A Free Software Choice costs money sometimes.
Apparently, the company that makes my hand lotion brand uses coupons.com for its coupons. The only way to print a coupon is to use a proprietary software browser plugin called "couponprinter.exe" (which presumably implements some for of coupon DRM).
So, as of today, I actually have the price, in dollars, that it cost me to avoid proprietary software. Standing up for software freedom cost me $1.50 today. :)
The interesting thing is that this program has a OS X and Windows version, but nothing for iOS and Android/Linux. Now, if they had the latter, it'd surely be proprietary software anyway.
(That said, coupons.com does have a "send a paper copy to a postal address" option), and I have ordered the coupon to be sent to me.
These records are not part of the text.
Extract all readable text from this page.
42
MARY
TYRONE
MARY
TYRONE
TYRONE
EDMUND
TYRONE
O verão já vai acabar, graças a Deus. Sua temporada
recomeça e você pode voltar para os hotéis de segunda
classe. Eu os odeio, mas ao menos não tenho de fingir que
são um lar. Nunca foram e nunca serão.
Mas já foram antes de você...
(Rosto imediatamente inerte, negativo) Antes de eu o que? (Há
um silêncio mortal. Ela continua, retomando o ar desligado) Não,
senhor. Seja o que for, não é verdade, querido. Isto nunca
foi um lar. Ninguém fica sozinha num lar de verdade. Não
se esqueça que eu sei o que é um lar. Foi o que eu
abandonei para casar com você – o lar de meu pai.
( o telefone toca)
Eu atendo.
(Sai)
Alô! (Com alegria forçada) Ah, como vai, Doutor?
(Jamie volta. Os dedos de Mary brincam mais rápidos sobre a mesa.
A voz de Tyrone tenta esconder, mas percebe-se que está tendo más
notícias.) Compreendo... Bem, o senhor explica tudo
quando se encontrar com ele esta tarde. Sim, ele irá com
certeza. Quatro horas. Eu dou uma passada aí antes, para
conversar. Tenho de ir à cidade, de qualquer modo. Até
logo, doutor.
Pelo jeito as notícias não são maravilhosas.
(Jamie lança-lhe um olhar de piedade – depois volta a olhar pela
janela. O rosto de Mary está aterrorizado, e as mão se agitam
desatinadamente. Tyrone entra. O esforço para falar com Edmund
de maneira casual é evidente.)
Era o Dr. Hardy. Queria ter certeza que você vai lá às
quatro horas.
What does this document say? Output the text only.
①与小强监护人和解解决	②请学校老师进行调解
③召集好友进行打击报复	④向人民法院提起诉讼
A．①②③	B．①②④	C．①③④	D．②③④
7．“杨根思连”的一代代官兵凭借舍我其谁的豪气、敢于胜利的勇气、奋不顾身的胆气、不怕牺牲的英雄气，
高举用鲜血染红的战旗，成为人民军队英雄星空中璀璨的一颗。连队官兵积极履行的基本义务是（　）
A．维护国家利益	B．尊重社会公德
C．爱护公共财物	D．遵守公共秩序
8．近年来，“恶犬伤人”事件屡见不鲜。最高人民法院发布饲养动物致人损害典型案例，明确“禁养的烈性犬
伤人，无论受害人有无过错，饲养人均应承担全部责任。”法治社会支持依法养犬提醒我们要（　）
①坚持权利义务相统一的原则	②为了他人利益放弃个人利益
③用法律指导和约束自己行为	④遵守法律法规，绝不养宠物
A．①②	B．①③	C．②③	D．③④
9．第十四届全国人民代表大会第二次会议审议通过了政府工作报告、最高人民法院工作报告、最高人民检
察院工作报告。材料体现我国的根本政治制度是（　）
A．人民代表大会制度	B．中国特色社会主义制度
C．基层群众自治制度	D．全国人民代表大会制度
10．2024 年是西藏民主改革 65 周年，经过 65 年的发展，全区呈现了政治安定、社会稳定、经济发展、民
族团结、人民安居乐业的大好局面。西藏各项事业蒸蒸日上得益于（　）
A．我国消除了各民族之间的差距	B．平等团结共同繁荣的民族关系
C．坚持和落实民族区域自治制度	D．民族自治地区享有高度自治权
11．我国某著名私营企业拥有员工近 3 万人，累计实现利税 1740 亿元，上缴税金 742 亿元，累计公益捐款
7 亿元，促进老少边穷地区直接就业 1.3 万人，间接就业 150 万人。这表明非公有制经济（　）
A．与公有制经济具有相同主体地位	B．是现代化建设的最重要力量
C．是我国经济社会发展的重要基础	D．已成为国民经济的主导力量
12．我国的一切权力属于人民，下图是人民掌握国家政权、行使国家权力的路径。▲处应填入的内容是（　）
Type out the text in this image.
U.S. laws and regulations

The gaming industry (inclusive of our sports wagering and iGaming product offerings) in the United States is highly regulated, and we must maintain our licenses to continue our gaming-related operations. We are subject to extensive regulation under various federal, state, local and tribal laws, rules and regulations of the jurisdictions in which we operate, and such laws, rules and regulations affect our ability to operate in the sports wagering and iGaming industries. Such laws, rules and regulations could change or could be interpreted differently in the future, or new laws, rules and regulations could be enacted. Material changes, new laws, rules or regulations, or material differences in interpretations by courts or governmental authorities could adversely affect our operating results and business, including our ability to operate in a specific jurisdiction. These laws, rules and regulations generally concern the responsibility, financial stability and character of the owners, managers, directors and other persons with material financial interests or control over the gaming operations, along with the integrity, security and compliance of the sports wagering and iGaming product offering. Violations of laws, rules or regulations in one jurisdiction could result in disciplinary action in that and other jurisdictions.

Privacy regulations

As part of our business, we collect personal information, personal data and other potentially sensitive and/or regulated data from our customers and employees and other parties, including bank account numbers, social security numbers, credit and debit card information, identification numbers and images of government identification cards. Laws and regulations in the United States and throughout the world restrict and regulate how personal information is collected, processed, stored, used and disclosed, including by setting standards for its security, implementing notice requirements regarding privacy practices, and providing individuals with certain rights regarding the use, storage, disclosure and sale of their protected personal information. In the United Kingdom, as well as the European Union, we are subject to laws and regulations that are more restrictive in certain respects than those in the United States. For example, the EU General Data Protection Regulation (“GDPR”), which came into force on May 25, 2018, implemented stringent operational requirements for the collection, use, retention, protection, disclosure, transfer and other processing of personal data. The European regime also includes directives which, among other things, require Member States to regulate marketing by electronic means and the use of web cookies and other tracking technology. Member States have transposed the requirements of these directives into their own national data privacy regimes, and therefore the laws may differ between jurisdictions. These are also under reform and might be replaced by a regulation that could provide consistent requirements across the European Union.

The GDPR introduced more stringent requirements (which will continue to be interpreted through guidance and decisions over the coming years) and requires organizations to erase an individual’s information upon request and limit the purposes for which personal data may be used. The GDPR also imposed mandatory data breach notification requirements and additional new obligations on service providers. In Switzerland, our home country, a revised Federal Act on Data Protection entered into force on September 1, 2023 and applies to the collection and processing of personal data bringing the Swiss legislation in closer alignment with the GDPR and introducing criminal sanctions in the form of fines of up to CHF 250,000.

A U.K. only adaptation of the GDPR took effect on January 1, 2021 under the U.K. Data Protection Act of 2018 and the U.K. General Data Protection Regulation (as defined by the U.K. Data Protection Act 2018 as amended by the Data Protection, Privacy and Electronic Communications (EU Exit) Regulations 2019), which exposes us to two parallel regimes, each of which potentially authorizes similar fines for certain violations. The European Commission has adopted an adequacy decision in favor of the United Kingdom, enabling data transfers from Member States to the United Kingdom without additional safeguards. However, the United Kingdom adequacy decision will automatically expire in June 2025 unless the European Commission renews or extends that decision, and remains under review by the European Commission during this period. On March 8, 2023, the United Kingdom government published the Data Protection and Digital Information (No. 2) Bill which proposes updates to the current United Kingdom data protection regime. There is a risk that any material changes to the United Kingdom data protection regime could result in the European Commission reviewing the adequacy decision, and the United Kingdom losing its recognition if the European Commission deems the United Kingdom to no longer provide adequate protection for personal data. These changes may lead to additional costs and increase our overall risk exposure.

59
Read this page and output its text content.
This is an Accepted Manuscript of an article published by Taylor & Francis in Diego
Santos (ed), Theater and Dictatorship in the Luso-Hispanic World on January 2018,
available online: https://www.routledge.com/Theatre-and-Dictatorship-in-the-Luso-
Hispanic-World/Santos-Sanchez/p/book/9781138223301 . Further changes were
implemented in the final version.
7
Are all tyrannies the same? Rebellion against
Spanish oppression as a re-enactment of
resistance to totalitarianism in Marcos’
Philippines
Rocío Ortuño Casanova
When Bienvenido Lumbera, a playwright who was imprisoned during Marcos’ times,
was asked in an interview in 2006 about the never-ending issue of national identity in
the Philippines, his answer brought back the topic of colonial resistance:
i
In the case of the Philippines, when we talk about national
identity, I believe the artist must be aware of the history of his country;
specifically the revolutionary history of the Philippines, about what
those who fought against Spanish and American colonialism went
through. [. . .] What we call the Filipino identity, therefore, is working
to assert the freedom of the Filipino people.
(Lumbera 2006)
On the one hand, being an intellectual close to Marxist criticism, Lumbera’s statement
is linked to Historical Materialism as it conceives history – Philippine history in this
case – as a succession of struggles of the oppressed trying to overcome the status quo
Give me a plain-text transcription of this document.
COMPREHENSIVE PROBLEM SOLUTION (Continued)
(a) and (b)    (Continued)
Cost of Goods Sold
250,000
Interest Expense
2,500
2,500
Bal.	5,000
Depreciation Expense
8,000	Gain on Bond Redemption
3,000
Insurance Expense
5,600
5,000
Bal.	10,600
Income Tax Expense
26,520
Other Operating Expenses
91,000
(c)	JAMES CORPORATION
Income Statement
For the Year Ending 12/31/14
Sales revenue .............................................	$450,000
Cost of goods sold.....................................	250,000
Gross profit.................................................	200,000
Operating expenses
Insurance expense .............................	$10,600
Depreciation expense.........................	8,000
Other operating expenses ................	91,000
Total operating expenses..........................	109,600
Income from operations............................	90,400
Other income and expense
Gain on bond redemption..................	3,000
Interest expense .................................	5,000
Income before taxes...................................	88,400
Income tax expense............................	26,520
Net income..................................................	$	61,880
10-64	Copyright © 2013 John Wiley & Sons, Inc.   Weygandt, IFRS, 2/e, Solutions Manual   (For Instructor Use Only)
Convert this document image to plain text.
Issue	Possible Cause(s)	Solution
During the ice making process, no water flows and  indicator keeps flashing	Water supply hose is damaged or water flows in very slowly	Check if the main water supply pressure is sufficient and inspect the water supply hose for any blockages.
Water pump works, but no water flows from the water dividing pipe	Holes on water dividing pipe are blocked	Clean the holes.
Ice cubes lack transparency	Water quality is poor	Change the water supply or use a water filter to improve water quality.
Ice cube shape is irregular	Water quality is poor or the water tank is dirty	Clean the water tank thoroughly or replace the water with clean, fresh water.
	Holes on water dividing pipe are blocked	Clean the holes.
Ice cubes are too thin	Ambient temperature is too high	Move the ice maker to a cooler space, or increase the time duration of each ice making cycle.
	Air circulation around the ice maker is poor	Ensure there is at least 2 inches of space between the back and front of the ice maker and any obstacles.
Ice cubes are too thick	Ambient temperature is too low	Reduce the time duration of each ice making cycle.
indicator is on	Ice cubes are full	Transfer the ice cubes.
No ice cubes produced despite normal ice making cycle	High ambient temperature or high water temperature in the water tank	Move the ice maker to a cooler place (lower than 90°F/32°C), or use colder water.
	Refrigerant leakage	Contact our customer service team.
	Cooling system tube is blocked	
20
But it expires March 31st and I'm out of hand lotion today, so whether or not I get to use the coupon before expiration is an open question.)
I'm curious to try to order as many copies as possible of this coupon just to see if they implement ARM [0] properly.
[0] ARM is of course not an acronymn that's used to mean what I mean here, which is "Analog Restrictions Management", as opposed to the DRM I was talking about before, "Digital Restrictions Management".
aether likes this.
the DRM in the coupon printer I'm familiar with is about limiting the number of coupons you can print, not about their authenticity.